De modo que sufrimos una enfermedad por factores no endógenos. Su­frimos un atragantamiento e indigestión de divisa extranjera. (En 1963 el Primer Curso de Dirigentes Campesinos del Instituto Venezolano de Ac­ción Comunitaria se celebraba en Caracas, con una duración de un mes. A los pocos días de haberse iniciado la angustia cundía entre los directi­vos del instituto, pues la gran mayoría de los dirigentes campesinos asistentes habían enfermado de aguda dolencia digestiva.
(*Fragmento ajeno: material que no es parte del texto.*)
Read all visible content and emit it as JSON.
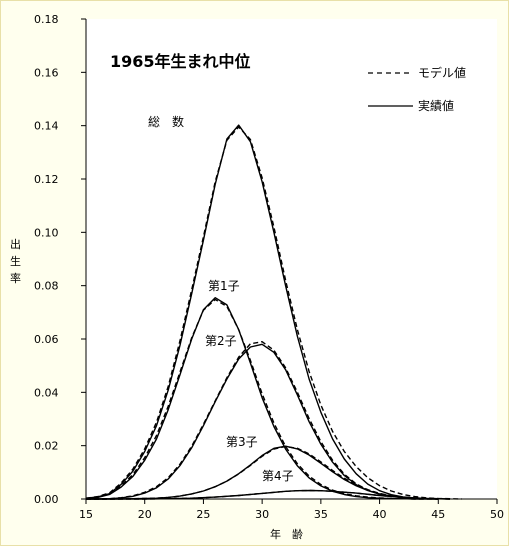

El temor inicial de una intoxicación causada por presuntos alimentos descompuestos dio paso después a la comprensión de la causa real de la epidemia: los asis­tentes al curso rara vez habían comido tres veces diarias, y la ingesta normal que ofrecía el IVAC representaba un marcado salto en la dieta habitual de los enfermos. Lo que en principio es bueno puede perfecta­mente hacerse pernicioso en la práctica, en ciertas condiciones).
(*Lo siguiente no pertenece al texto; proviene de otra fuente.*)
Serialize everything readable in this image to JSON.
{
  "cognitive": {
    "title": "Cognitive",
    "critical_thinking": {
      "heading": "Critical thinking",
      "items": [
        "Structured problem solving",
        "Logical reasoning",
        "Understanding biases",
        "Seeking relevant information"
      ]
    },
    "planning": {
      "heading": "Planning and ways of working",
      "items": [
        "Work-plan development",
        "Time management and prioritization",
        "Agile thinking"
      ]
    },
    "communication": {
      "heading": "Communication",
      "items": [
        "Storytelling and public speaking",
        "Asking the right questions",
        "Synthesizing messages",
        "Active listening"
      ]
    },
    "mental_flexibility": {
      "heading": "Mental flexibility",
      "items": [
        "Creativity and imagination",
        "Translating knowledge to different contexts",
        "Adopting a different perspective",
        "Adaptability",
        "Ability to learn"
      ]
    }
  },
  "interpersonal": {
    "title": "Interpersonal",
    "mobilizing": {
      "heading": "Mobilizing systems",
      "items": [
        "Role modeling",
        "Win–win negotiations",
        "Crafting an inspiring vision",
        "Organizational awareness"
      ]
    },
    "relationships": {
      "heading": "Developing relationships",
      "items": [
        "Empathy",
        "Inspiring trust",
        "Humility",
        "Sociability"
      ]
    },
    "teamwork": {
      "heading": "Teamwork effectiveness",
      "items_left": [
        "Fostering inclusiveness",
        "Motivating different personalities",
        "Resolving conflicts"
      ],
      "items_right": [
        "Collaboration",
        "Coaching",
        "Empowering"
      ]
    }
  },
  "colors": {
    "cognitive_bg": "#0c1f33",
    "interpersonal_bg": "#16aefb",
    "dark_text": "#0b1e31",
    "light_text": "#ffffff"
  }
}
Y tampoco es que la gestión económica pública de la época no intentó protegerse de la enfermedad. La creación del Fondo de Inversiones de Venezuela pretendió ser el remedio que el gobierno de los EEUU prescribiría en Irak, luego de invadirlo, para precisamente buscar esa protección. (“En Irak sus funcionarios se pre­ocupan porque el influjo de dólares empuje hacia arriba el valor de la mo­neda local y dispare los salarios hasta el punto de que la manufactura y otras industrias no petroleras languidezcan… Entre los remedios que la administración Bush está considerando para contrarrestar la enfermedad holandesa está la creación de un fondo para estabilizar el ingreso petro­lero del gobierno incluso ante fluctuaciones en los precios del crudo…” Mi­chael M. Phillips, U.S. Tries to Gird Iraq for the Perils of Oil-Cash Glut, The Wall Street Journal, 19 de enero de 2004).
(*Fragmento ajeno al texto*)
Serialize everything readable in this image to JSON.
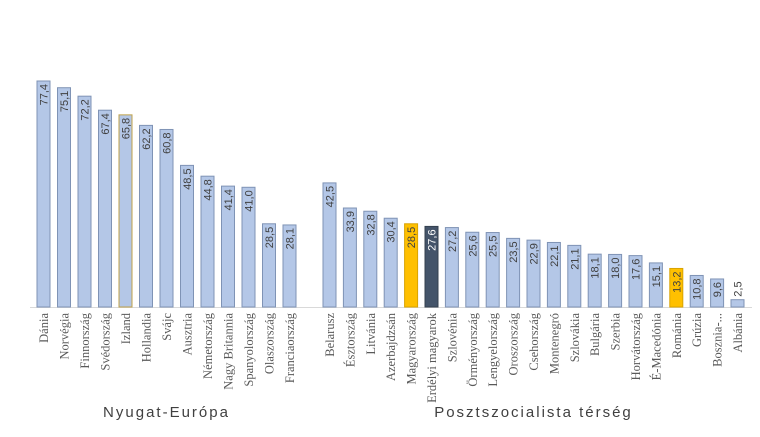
{
  "chart_data": {
    "type": "bar",
    "title": "",
    "xlabel": "",
    "ylabel": "",
    "ylim": [
      0,
      80
    ],
    "grid": false,
    "groups": [
      {
        "name": "Nyugat-Európa",
        "categories": [
          "Dánia",
          "Norvégia",
          "Finnország",
          "Svédország",
          "Izland",
          "Hollandia",
          "Svájc",
          "Ausztria",
          "Németország",
          "Nagy Britannia",
          "Spanyolország",
          "Olaszország",
          "Franciaország"
        ],
        "values": [
          77.4,
          75.1,
          72.2,
          67.4,
          65.8,
          62.2,
          60.8,
          48.5,
          44.8,
          41.4,
          41.0,
          28.5,
          28.1
        ],
        "labels": [
          "77,4",
          "75,1",
          "72,2",
          "67,4",
          "65,8",
          "62,2",
          "60,8",
          "48,5",
          "44,8",
          "41,4",
          "41,0",
          "28,5",
          "28,1"
        ],
        "highlight": [
          null,
          null,
          null,
          null,
          "outline",
          null,
          null,
          null,
          null,
          null,
          null,
          null,
          null
        ]
      },
      {
        "name": "Posztszocialista térség",
        "categories": [
          "Belarusz",
          "Észtország",
          "Litvánia",
          "Azerbajdzsán",
          "Magyarország",
          "Erdélyi magyarok",
          "Szlovénia",
          "Örményország",
          "Lengyelország",
          "Oroszország",
          "Csehország",
          "Montenegró",
          "Szlovákia",
          "Bulgária",
          "Szerbia",
          "Horvátország",
          "É-Macedónia",
          "Románia",
          "Grúzia",
          "Bosznia-...",
          "Albánia"
        ],
        "values": [
          42.5,
          33.9,
          32.8,
          30.4,
          28.5,
          27.6,
          27.2,
          25.6,
          25.5,
          23.5,
          22.9,
          22.1,
          21.1,
          18.1,
          18.0,
          17.6,
          15.1,
          13.2,
          10.8,
          9.6,
          2.5
        ],
        "labels": [
          "42,5",
          "33,9",
          "32,8",
          "30,4",
          "28,5",
          "27,6",
          "27,2",
          "25,6",
          "25,5",
          "23,5",
          "22,9",
          "22,1",
          "21,1",
          "18,1",
          "18,0",
          "17,6",
          "15,1",
          "13,2",
          "10,8",
          "9,6",
          "2,5"
        ],
        "highlight": [
          null,
          null,
          null,
          null,
          "yellow",
          "dark",
          null,
          null,
          null,
          null,
          null,
          null,
          null,
          null,
          null,
          null,
          null,
          "yellow",
          null,
          null,
          null
        ]
      }
    ],
    "colors": {
      "default": "#b4c7e7",
      "border": "#7f93b5",
      "yellow": "#ffc000",
      "dark": "#44546a",
      "outline": "#bfa14a"
    }
  }
}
Debe apuntarse, por otra parte, que la República de Venezuela trató de emplear el excedente de ingresos en inversión económicamente razona­ble. En 1975 cualquier economista del planeta hubiera recomendado al gobierno venezolano que hiciera lo que precisamente emprendió: el desa­rrollo, mediante concentradas e importantes inversiones, de sus “venta­jas comparativas”. Si Venezuela se caracterizaba, además de por su ele­vado ingreso petrolero, por una abundancia de minerales de hierro y aluminio en una región bendita por la presencia de energía hidroeléctrica abundante y relativamente barata, entonces hacia allí debía ir la inver­sión pública. El Plan IV de SIDOR fue el programa emblemático de esa política. (Naturalmente, el primer uso del chorro inicial de dólares fue la adquisición de la industria petrolera misma en 1975, cuando se expropió a las transnacionales del petróleo. Decir que la «cuarta» república estaba «vendida al imperio» es una grosera distorsión. Ya antes de ese hecho fundamental durante el primer gobierno de Carlos Andrés Pérez, Rafael Caldera había denunciado el tratado comercial de Venezuela con los Estados Unidos).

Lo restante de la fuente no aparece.